Now 85 and living in Clearwater, Fla., Gans said he remembers events like they were yesterday: traveling with his family in cattle cars stuffed with about 1,000 people from Westerbork in Holland, where they were detained for about a month, to the infamous Auschwitz III.

[….]

There, each prisoner stood before a Nazi officer, who looked at them and sent them either left, with the women, or right, with some of the men.

When it was Gans’ turn, he said, the soldier hesitated.
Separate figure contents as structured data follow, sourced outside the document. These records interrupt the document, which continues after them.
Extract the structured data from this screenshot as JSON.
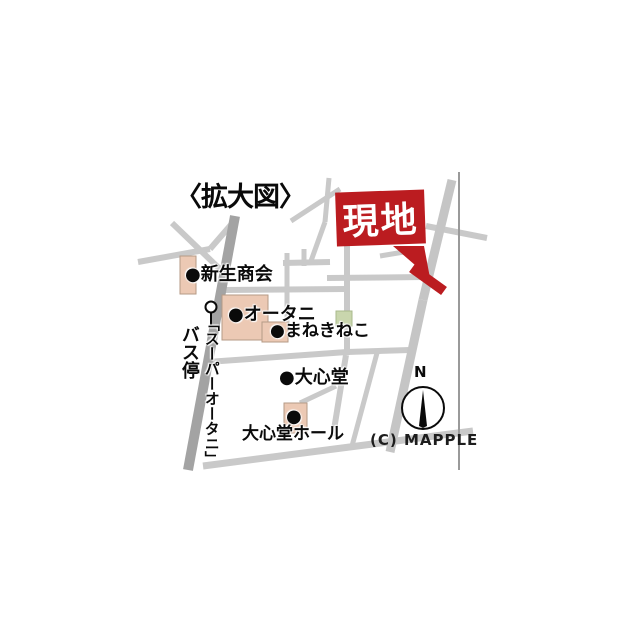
{
  "map": {
    "title": "〈拡大図〉",
    "site_marker": {
      "label": "現地"
    },
    "labels": [
      {
        "id": "shinsei-shokai",
        "text": "●新生商会"
      },
      {
        "id": "otani",
        "text": "●オータニ"
      },
      {
        "id": "manekineko",
        "text": "●まねきねこ"
      },
      {
        "id": "daishindo",
        "text": "●大心堂"
      },
      {
        "id": "daishindo-hall-bullet",
        "text": "●"
      },
      {
        "id": "daishindo-hall",
        "text": "大心堂ホール"
      },
      {
        "id": "bus-stop",
        "text": "バス停",
        "orientation": "vertical"
      },
      {
        "id": "super-otani",
        "text": "「スーパーオータニ」",
        "orientation": "vertical"
      }
    ],
    "compass": {
      "label": "N"
    },
    "credit": "(C) MAPPLE",
    "icons": {
      "bus_stop": "circle-on-pole",
      "compass": "north-needle-in-circle",
      "site_pointer": "red-callout-triangle"
    },
    "colors": {
      "site_red": "#bb1c20",
      "road_gray": "#c9c9c9",
      "road_dark_gray": "#a3a3a3",
      "building_tan": "#ecc9b4",
      "green_area": "#c9d6ad",
      "background": "#ffffff"
    }
  }
}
“He went to the right,” he said. “Had he gone to the left, I wouldn’t be standing here, because all of the women and people he had chosen to his left marched straight to the gas chambers. Gassed and cremated. I never said goodbye to mom, my sister or grandma, not knowing I would never see them again.

“They didn’t know,” he said. “They were told they were going to get a shower and disinfected, and in front of the so-called shower rooms, a Nazi told them, ‘You had a rough trip in those cattle cars. I’m going to make it up. You’re going to get a shower, and life will be nice from there on in.’
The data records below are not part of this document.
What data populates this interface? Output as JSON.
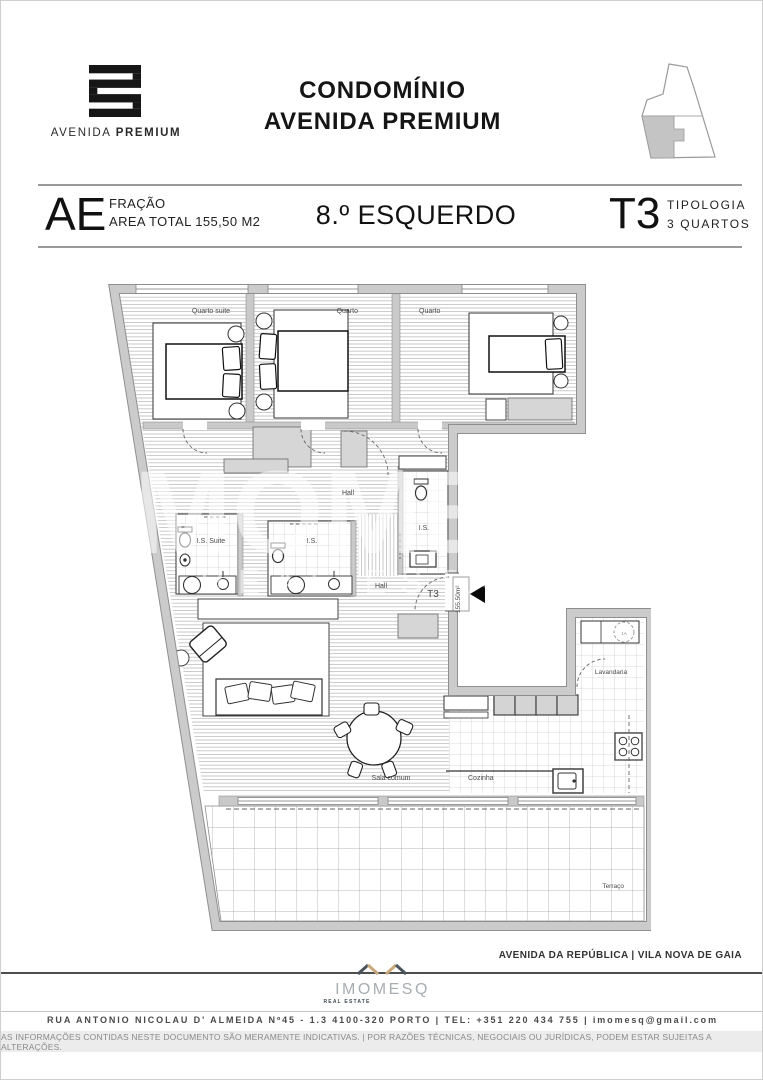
{
  "header": {
    "brand_normal": "AVENIDA",
    "brand_bold": "PREMIUM",
    "title_line1": "CONDOMÍNIO",
    "title_line2": "AVENIDA PREMIUM"
  },
  "info_bar": {
    "fraction_code": "AE",
    "fraction_label": "FRAÇÃO",
    "area_label": "AREA TOTAL 155,50 M2",
    "floor_name": "8.º ESQUERDO",
    "typology_code": "T3",
    "typology_label": "TIPOLOGIA",
    "typology_rooms": "3 QUARTOS"
  },
  "floorplan": {
    "rooms": {
      "quarto_suite": "Quarto suite",
      "quarto_2": "Quarto",
      "quarto_3": "Quarto",
      "hall_upper": "Hall",
      "is_suite": "I.S. Suite",
      "is_middle": "I.S.",
      "is_right": "I.S.",
      "hall_lower": "Hall",
      "lavandaria": "Lavandaria",
      "sala_comum": "Sala comum",
      "cozinha": "Cozinha",
      "terraco": "Terraço"
    },
    "entrance": {
      "type": "T3",
      "area": "155.50m²"
    },
    "washer_tag": "1A",
    "watermark": {
      "line1": "IMOMESQ",
      "line2": "REAL ESTATE"
    }
  },
  "footer": {
    "location": "AVENIDA DA REPÚBLICA | VILA NOVA DE GAIA",
    "agency_name": "IMOMESQ",
    "agency_sub": "REAL ESTATE",
    "address": "RUA ANTONIO NICOLAU D' ALMEIDA Nº45 - 1.3  4100-320 PORTO  |  TEL: +351 220 434 755  |  imomesq@gmail.com",
    "disclaimer": "AS INFORMAÇÕES CONTIDAS NESTE DOCUMENTO SÃO MERAMENTE INDICATIVAS.   |   POR RAZÕES TÉCNICAS, NEGOCIAIS OU JURÍDICAS, PODEM ESTAR SUJEITAS A ALTERAÇÕES."
  },
  "colors": {
    "wall": "#c9c9c9",
    "wall_edge": "#8f8f8f",
    "accent_gold": "#c9a87c",
    "accent_slate": "#4a545c",
    "text_dark": "#1a1a1a",
    "text_gray": "#555555"
  }
}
“Little did they know when they walked into those shower rooms that gas came out,” Gans said.

In his talk to the students, Phil Gans said that ALL OF THE WOMEN were sent to the left and marched straight into the gas chambers.  This took place at the Auschwitz III camp, according to the news article.  Did he really say Auschwitz III or did the reporter make a mistake?  Phil Gans is now 85 years old; it could be that his memory is failing.

The selection process at Auschwitz-Birkenau in 1944

The selection process at Auschwitz-Birkenau in 1944

The photo above shows how women and men formed two lines at Auschwitz-Birkenau.  SS men at the camp then selected those who would work and those who would go immediately to the gas chambers.

Women who have been sent to the left in the selection at Birkenau

Women who have been sent to the officer’s left in the selection at Birkenau

The photo above shows two women who have been sent to the left to the gas chamber in 1944.  Or maybe, they are on their way to the Sauna, which was to the left of the train tracks, as you are facing the gate into the Birkenau camp.

The Sauna where prisoners took a shower at Birkenau

The Sauna where prisoners took a shower at Birkenau

Should a Holocaust survivor, who spent 21 months in the Nazi concentration camps during World War II, be out of the lecture circuit, telling egregious lies to uninformed students?  No, this should be a crime, punishable by five years in prison.